I'm working on a music sequencer, and this is a development blog for it.

As I work, I find myself taking notes to myself.  Usually they're just fragmentary bits planning for some feature or bug fix, but sometimes I write more, and it's occurred to me that maybe sometime in the future it will be interesting to have a more organized record of my thought process.  And rather than it going in a bunch of fragmentary files in some directory I'll lose track of, maybe I can put it on the web.  So this is mostly a record for myself, but maybe someone else will find it interesting too.
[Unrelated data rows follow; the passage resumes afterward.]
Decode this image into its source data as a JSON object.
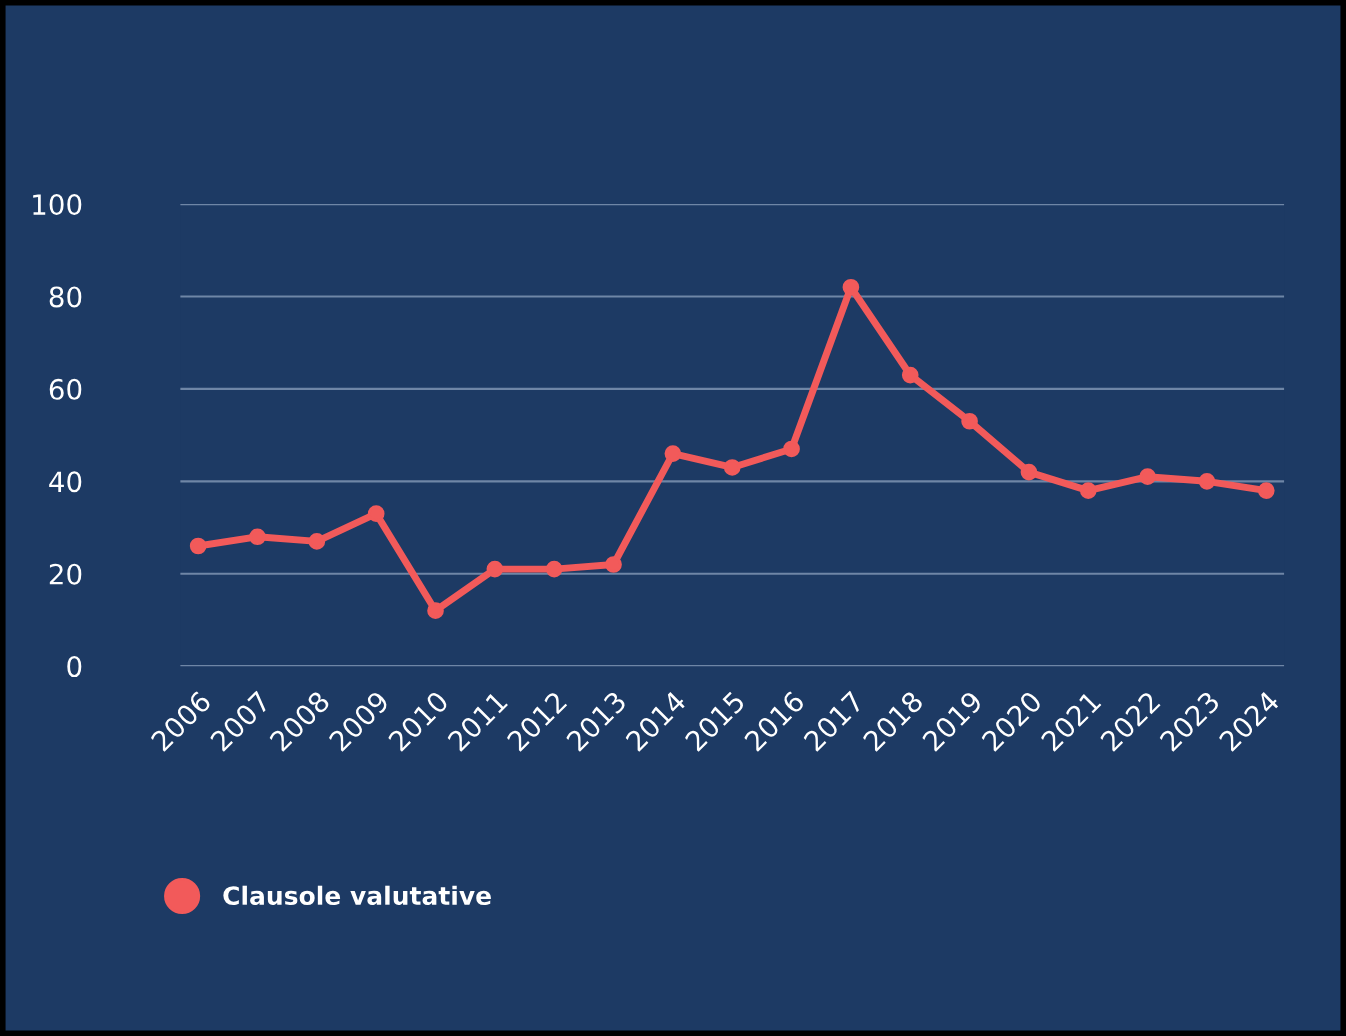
{
  "chart_data": {
    "type": "line",
    "categories": [
      "2006",
      "2007",
      "2008",
      "2009",
      "2010",
      "2011",
      "2012",
      "2013",
      "2014",
      "2015",
      "2016",
      "2017",
      "2018",
      "2019",
      "2020",
      "2021",
      "2022",
      "2023",
      "2024"
    ],
    "series": [
      {
        "name": "Clausole valutative",
        "color": "#f25a5a",
        "values": [
          26,
          28,
          27,
          33,
          12,
          21,
          21,
          22,
          46,
          43,
          47,
          82,
          63,
          53,
          42,
          38,
          41,
          40,
          38
        ]
      }
    ],
    "ylim": [
      0,
      100
    ],
    "yticks": [
      0,
      20,
      40,
      60,
      80,
      100
    ],
    "grid": "y",
    "legend": "bottom left",
    "marker": "circle",
    "line_style": "solid"
  }
}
I've been thinking about the need for a new music composition program and how I could do it ever since highschool, so that's about 15 years now.  I went through some more organized planning in college but wasn't confident enough in my programming skill to know where to start.  After that I got wrapped up in performance and haven't seriously written much music for a long time.  Around 6 years ago I was back in the US and didn't have a job and thought it was a good time to start on a project, so I spent about a month and got most of the UI up---the UI is very simple so that's not saying much.  Then I got a job at Google and got distracted for a long time (though I do remember I discussed some parts of it in the interviews).  Then, about 3 years ago I got serious about working on it again, rewrote the UI stuff and got started on the rest.

So the first darcs checkin is Jan 2008.  I thought it might take a few years, but it's been three so far and will probably be a while yet.  In the meanwhile, I've learned another language, lived in another country, and gotten married.  This is by far the largest project I have ever attempted.  I'm wary of the endless developing and never completing trap, but it really has turned out to be much more complicated than I thought.  Time will tell.

I'd like to think I've learned a lot, about application design (it's also the first GUI-owning program I've written), about dealing with larger programs, and about haskell, which is the main implementation language.  But it's hard to judge about these things.  All I can say now is that I've done things that I hadn't previously done, but not whether I could do them quicker or better than I might have previously, or even if I did them particularly well in the first place.  Maybe if I keeping notes will help with the long term perspective.

Here's the current stats on line count, as measured by wc:

   39775 *.hs     268 files
    2381 *.h      34 files
    5589 *.cc      28 files
     496 *.py       7 files
   48241 total     337

Oh, and the blog title is a bit of a pun.  "Karya" means "work" and can also mean work in the sense of a musical composition, so it seemed an appropriate name for the sequencer.